While not “optimal”, he said it does reflect an economy “getting back on its feet”.

“The number of jobs gained was decent, but so too was the rise in the participation rate. As the lock-down ended in many states, workers have re-entered the labour force as they seek jobs, pushing the unemployment rate higher,” he said.

“More notable is that broader measures of the health of the labour market – underemployment and underutilisation – improved.”

Craig said those metrics show Australians are working closer to their normal hours, or no longer working zero hours.

“Broadly these trends should continue in the months ahead, albeit with state level differences given the level three restrictions in place in Melbourne, as the participation rate rises along with jobs gained.

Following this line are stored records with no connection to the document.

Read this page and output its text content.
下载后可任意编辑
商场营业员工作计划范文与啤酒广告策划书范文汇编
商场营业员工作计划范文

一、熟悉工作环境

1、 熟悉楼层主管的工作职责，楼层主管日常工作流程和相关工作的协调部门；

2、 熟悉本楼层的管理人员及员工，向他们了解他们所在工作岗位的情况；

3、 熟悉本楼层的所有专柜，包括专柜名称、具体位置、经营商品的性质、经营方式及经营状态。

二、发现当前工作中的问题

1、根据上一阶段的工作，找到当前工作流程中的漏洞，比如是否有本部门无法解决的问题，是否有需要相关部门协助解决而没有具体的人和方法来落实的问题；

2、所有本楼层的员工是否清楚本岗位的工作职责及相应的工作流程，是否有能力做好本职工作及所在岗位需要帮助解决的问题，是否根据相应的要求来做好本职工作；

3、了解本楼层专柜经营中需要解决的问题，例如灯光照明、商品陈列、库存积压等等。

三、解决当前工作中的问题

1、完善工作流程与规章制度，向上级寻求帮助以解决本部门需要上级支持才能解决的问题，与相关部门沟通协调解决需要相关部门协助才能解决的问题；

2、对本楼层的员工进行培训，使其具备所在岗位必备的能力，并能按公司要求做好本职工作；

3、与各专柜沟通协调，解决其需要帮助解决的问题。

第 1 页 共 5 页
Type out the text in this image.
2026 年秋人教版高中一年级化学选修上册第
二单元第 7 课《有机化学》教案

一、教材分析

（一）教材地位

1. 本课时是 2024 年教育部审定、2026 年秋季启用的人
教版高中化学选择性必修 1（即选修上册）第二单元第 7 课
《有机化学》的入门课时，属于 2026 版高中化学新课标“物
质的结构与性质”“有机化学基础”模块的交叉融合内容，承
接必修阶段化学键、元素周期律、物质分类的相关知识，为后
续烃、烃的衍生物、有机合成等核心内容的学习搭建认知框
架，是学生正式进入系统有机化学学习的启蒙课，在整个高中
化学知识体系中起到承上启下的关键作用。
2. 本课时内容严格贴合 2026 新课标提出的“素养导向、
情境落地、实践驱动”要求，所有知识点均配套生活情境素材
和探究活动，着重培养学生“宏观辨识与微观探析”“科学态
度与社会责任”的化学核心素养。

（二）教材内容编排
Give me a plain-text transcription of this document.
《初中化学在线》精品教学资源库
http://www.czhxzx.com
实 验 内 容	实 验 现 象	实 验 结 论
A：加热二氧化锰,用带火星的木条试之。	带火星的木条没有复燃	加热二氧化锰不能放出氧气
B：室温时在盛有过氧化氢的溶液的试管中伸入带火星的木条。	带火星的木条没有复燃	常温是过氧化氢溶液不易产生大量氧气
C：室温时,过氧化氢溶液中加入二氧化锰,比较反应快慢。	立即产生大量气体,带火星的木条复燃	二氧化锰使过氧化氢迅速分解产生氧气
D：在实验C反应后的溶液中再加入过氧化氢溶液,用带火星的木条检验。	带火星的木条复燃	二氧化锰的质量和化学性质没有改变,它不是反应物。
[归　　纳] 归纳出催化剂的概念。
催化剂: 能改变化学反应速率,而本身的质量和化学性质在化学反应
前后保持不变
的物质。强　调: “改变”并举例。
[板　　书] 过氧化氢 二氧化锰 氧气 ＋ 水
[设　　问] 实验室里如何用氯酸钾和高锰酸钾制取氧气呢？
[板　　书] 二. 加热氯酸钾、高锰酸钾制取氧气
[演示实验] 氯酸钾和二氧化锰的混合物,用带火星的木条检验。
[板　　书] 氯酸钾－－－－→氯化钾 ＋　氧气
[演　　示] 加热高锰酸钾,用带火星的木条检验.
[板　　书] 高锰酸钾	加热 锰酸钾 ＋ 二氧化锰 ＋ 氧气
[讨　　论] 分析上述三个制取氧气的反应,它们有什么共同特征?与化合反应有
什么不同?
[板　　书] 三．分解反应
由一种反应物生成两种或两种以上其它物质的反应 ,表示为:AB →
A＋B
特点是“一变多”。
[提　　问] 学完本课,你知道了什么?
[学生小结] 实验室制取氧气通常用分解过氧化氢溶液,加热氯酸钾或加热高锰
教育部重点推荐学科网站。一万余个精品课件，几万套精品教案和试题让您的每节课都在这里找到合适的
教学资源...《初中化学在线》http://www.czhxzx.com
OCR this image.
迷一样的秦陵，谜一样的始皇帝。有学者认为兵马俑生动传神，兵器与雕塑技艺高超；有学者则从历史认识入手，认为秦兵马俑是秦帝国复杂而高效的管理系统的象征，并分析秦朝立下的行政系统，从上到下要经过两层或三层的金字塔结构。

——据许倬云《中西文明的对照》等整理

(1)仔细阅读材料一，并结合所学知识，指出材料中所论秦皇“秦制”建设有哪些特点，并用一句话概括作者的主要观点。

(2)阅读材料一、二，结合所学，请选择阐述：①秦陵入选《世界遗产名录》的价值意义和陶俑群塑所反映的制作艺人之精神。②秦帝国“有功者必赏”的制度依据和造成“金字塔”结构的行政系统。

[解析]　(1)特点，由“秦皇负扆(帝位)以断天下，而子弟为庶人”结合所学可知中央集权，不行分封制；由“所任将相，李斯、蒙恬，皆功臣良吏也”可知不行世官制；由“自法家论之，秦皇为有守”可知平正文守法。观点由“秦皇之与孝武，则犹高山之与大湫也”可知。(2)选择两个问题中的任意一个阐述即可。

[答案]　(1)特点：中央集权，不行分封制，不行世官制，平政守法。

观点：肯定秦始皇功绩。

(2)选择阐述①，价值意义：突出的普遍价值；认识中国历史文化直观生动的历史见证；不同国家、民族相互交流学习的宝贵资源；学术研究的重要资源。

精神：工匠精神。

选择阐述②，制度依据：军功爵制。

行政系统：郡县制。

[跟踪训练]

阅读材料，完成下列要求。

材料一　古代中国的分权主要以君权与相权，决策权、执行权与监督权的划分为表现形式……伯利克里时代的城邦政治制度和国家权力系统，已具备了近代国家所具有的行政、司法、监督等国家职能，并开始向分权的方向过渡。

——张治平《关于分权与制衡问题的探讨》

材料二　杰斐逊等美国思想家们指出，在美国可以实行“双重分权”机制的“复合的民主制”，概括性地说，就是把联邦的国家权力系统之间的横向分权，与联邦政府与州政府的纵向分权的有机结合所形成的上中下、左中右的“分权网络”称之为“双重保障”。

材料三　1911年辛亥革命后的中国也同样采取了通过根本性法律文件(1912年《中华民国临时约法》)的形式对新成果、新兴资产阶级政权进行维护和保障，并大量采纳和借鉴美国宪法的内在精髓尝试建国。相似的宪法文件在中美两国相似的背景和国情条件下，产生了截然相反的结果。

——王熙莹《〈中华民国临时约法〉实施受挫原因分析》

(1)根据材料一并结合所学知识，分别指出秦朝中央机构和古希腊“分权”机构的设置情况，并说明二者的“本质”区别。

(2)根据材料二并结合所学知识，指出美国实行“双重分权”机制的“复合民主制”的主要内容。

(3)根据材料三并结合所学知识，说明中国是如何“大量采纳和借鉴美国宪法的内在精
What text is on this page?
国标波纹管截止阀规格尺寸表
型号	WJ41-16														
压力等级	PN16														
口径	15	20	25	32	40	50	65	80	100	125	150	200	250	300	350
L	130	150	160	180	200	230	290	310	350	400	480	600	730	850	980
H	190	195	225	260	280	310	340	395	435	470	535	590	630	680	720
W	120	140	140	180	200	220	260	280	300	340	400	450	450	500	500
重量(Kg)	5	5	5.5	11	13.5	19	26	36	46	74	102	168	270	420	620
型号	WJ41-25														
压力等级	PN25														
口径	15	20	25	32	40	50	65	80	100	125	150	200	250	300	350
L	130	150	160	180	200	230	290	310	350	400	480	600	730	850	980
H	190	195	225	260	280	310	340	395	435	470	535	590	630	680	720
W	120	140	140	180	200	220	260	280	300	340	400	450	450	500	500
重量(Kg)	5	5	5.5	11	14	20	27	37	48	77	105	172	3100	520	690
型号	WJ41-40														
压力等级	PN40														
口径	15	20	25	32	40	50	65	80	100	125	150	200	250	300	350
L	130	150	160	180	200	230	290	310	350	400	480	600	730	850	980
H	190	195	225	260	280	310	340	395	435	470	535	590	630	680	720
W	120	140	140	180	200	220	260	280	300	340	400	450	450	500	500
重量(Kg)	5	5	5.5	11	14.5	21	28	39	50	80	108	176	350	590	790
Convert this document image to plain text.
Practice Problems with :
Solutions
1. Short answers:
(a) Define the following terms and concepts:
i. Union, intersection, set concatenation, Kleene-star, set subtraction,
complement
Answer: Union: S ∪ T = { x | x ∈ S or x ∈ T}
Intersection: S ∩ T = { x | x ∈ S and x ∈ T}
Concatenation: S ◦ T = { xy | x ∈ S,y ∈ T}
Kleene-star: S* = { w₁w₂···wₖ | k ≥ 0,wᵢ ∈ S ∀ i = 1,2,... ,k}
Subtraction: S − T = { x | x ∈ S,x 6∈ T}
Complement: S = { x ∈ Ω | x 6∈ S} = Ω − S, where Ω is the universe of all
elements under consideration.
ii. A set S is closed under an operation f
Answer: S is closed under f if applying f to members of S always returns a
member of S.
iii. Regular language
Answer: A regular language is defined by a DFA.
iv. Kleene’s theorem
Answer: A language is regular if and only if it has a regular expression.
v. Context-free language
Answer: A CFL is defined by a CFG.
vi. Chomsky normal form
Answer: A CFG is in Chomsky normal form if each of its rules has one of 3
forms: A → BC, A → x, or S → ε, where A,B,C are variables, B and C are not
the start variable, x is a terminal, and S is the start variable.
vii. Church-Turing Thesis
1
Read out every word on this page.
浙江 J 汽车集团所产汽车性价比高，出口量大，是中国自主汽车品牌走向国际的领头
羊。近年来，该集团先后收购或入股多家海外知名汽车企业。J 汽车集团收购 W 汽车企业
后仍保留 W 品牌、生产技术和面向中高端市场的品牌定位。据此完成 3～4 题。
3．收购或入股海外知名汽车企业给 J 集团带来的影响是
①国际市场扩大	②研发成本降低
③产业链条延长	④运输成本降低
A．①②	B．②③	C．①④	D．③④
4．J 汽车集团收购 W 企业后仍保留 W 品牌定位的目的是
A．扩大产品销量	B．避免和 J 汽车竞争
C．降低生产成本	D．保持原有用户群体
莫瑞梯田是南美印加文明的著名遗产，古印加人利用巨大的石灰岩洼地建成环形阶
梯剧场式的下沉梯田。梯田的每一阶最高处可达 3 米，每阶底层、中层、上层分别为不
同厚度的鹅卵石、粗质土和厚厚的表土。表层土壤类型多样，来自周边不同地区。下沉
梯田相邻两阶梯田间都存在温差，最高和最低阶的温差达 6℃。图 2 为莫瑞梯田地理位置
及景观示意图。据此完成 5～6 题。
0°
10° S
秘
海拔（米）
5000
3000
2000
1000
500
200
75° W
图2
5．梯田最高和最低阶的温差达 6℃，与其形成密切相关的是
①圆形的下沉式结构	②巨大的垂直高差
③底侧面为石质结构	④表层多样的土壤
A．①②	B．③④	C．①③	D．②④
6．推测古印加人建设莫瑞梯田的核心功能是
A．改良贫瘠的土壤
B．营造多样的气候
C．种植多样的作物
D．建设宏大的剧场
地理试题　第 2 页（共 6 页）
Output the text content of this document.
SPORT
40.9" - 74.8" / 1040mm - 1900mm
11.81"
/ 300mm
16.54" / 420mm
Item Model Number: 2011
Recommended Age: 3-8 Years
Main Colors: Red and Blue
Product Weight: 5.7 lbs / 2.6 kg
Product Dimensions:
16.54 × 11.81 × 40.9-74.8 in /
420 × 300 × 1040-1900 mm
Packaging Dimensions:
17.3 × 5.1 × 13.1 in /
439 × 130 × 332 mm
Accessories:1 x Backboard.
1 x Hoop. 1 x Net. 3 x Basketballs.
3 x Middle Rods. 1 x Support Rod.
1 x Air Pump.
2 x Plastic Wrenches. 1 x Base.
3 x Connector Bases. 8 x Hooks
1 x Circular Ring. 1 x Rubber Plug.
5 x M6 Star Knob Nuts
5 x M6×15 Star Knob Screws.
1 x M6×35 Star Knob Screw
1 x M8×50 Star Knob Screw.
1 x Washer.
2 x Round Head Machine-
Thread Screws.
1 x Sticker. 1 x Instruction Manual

Overall, this should keep the unemployment rate moving higher,” he said.

“But it will be other metrics of the labour market and the growth in hours worked that become more important for thinking about household incomes as will any tapering of the JobKeeper program that is announced next week.”

True figure could be higher

Treasurer Josh Frydenberg agreed the real unemployment figures are likely to be higher, speaking prior to the release. He said the number of Australians not in work is closer to 13 per cent once those supported by JobKeeper but working zero hours, and those unemployed but not looking for work is taken into account.

The bleak data comes after the government announced a $2.5 billion skills and training scheme, designed to help apprentices, school-leavers and the newly unemployed train up for jobs of the future.

The scheme includes expanded wage subsidies for up to 180,000 apprentices, and cheap courses for 350,000 students.

"Covid-19 is unprecedented but I want Australians to be ready for the sorts of jobs that will come as we build back and recover," Prime Minister Scott Morrison said.

"The jobs and skills we'll need as we come out of the crisis are not likely to be the same as those that were lost."

Victoria is currently battling a spike in cases which has forced Melbourne into a six-week lockdown.

Frydenberg has warned the lockdown will cost as much as $1 billion to the Australian economy a week.

He will present a mid-year economic and financial outlook next Thursday 23 July, in which he is expected to share details on the future of the JobKeeper and JobSeeker schemes.

Deputy Labor leader Richard Marles on Thursday morning said the jobs figures were worrying, and presented further signs the government needs to wind back JobKeeper and JobSeeker with great caution.

“Whatever they show today it is clear that the effective jobless rate is much higher. We’re going through a jobs crisis here,” he told Sky News.

“If you withdraw government support at a faster rate than the private sector is able to recover, then what you end up doing is engendering a further deepening of the recession.”